Syracuse University media scholar Robert Thompson has called Ginsu's ads "the pitch of all pitches."
In 2006, most of the blade manufacturing moved overseas, Griffin said, but the company retained a significant presence in Walnut Ridge.
In the facility, not only are Ginsu, American Angler and ReadiVac products packaged and shipped around the world, but the company makes products for other organizations, too. Pampered Chef paring knives are manufactured entirely at the Walnut Ridge facility, in addition to the Oreck Ironman vacuum cleaner and accessories for Kirby vacuum cleaners.
As the story goes, another famous moment in infomercial history originated at the Douglas Quikut factory, when David Oreck demonstrated the power of his vacuum cleaner by holding up a bowling ball with the vacuum cleaner's suction.
"We have had a stream of engineers through this facility, really kind of shocking if you go to the amount of products and concepts that were formulated," Griffin said. "Supposedly, the Oreck bowling ball test came from our engineers here who said, 'Look, this is how strong of suction this thing has,' and of course, Mr. Oreck used it as a tool to wow in the commercial."
While the company has operated in Lawrence County since the early 1970s, its most difficult years came from the recession of the late 2000s. Griffin said the company is now working to reinvigorate itself.
The company's sales are almost 100 percent online, with some sales coming from American Angler's presence in Wal-Mart stores. The company is hopeful that the Ginsu brand, which it says is second only to Farberware in name recognition among knife manufacturers, gets picked up by Wal-Mart, too.

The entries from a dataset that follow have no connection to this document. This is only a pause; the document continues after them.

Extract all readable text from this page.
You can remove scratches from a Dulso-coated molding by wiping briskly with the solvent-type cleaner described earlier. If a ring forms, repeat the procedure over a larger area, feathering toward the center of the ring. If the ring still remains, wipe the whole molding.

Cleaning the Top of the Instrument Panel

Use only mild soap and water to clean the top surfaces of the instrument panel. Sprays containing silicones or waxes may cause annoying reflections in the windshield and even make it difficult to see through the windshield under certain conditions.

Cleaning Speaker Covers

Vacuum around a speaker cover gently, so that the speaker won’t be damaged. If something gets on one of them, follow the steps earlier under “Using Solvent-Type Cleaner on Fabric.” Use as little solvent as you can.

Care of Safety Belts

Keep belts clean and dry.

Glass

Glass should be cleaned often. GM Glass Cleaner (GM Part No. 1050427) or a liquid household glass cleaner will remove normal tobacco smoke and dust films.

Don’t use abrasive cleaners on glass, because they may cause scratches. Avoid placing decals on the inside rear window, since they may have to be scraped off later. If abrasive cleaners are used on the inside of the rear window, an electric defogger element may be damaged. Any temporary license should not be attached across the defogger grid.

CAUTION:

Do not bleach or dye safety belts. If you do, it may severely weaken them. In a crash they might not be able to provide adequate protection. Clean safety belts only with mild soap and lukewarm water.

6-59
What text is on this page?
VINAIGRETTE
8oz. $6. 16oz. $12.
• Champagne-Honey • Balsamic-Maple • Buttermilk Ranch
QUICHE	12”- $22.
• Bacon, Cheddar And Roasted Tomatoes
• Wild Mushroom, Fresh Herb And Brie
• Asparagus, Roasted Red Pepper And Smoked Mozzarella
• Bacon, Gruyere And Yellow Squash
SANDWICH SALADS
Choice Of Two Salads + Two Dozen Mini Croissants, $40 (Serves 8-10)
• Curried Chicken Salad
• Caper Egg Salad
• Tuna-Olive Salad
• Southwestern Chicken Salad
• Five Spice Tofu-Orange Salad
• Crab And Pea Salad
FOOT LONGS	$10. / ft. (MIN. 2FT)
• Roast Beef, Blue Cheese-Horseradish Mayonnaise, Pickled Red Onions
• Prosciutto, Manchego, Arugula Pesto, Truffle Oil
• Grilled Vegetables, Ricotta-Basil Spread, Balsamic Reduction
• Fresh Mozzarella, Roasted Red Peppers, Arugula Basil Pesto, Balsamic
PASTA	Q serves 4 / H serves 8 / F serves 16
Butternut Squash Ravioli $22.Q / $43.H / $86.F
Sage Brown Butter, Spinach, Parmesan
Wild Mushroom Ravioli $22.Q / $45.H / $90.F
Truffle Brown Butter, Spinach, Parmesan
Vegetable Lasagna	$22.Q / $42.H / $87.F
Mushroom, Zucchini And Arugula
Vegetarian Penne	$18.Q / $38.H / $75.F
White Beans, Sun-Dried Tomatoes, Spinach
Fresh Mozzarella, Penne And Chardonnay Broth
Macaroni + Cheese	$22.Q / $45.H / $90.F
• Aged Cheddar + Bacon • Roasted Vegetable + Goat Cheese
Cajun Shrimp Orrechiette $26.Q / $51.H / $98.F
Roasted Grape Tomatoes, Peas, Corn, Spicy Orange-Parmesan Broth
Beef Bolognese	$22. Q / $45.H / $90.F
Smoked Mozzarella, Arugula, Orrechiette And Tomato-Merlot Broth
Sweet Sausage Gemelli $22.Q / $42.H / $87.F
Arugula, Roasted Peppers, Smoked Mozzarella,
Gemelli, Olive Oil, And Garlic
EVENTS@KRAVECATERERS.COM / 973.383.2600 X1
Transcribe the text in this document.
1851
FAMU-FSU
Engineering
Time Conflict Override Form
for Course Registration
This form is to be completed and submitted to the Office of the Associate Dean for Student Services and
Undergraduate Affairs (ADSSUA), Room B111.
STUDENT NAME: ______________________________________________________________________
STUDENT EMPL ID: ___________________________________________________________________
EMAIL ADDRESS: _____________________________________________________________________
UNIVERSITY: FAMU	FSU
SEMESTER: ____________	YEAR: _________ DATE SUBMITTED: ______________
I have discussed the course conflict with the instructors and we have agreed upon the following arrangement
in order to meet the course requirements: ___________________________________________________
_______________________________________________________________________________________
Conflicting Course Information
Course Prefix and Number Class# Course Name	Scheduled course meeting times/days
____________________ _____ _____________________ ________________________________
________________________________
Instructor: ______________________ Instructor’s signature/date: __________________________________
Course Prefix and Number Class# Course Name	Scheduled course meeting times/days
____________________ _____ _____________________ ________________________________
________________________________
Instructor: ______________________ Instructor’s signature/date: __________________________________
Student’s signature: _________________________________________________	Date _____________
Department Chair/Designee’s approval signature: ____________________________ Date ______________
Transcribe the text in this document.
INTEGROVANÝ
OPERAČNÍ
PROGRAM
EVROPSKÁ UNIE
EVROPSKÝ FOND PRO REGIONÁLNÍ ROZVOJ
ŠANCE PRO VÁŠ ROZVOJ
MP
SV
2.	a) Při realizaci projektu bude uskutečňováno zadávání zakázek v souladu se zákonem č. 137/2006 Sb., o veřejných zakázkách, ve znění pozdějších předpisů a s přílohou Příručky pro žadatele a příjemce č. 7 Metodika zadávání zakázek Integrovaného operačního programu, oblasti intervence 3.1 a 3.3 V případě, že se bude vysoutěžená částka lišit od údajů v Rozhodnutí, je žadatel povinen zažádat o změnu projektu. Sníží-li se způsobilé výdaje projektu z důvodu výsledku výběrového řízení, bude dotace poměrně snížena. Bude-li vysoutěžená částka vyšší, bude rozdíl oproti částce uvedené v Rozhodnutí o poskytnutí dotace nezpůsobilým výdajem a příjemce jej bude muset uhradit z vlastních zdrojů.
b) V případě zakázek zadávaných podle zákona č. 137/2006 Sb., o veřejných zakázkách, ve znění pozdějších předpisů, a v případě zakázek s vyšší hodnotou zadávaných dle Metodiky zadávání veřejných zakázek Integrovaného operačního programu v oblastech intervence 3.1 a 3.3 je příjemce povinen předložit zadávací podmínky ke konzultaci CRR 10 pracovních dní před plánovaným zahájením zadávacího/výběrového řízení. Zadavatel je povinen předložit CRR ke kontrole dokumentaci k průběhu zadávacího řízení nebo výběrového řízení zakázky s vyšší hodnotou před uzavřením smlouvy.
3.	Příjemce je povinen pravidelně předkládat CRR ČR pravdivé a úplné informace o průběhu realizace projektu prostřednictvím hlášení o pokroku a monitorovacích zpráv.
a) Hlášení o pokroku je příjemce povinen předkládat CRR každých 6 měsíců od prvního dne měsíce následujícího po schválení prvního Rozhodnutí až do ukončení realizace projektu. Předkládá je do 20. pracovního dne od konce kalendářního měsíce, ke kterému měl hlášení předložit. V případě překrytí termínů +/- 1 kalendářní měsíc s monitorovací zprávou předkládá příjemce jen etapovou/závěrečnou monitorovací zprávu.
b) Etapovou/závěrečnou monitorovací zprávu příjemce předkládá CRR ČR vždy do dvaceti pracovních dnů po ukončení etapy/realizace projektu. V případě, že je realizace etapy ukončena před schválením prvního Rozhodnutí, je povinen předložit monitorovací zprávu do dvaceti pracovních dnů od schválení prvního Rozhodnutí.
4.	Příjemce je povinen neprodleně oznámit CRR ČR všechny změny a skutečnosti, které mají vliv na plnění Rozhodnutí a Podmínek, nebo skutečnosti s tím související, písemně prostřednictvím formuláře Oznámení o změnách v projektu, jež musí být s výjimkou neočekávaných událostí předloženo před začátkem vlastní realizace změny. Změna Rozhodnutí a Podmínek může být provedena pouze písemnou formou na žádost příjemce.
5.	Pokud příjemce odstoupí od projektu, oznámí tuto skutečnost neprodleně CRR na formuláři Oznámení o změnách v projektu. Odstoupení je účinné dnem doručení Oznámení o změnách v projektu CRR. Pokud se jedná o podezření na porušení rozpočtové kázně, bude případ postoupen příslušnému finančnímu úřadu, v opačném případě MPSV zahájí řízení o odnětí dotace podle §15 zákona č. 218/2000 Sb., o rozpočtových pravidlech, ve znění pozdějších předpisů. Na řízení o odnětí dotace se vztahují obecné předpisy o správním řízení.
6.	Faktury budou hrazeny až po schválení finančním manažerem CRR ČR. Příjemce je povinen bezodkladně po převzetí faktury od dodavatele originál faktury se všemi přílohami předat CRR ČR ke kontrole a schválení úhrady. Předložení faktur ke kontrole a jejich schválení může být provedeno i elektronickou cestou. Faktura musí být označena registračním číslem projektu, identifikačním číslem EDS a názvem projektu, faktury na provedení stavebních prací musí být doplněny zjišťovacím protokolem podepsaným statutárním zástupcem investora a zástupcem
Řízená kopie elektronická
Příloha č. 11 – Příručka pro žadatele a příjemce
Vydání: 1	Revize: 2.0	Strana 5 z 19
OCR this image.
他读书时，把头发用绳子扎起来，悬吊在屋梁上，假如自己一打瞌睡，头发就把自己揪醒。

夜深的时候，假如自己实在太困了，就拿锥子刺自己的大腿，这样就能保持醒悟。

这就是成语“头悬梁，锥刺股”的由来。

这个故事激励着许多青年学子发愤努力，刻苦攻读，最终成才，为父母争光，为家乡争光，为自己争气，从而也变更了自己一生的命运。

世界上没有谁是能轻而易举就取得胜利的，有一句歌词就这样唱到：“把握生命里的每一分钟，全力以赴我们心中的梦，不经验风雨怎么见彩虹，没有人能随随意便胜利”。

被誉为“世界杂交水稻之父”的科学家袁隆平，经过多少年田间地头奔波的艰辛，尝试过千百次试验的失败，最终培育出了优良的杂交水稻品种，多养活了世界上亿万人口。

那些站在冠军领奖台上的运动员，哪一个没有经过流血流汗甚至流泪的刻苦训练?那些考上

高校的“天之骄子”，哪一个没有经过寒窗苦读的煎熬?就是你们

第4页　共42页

Griffin said that would create more jobs in Walnut Ridge overnight. He said that for every $300,000 in sales, a new full-time position is needed.
The company also plans a series of television advertisements for this year that have a familiar touch, national sales manager Sarah Thielemier said.
"We're featuring our 'As Seen on TV' commercial with our stainless steel set," Thielemier said. "They'll cut back and forth between the original video and the new, updated millennial version."
Thielemier said the new commercial will include a bonus offer that is announced with the famous line, "But wait, there's more!"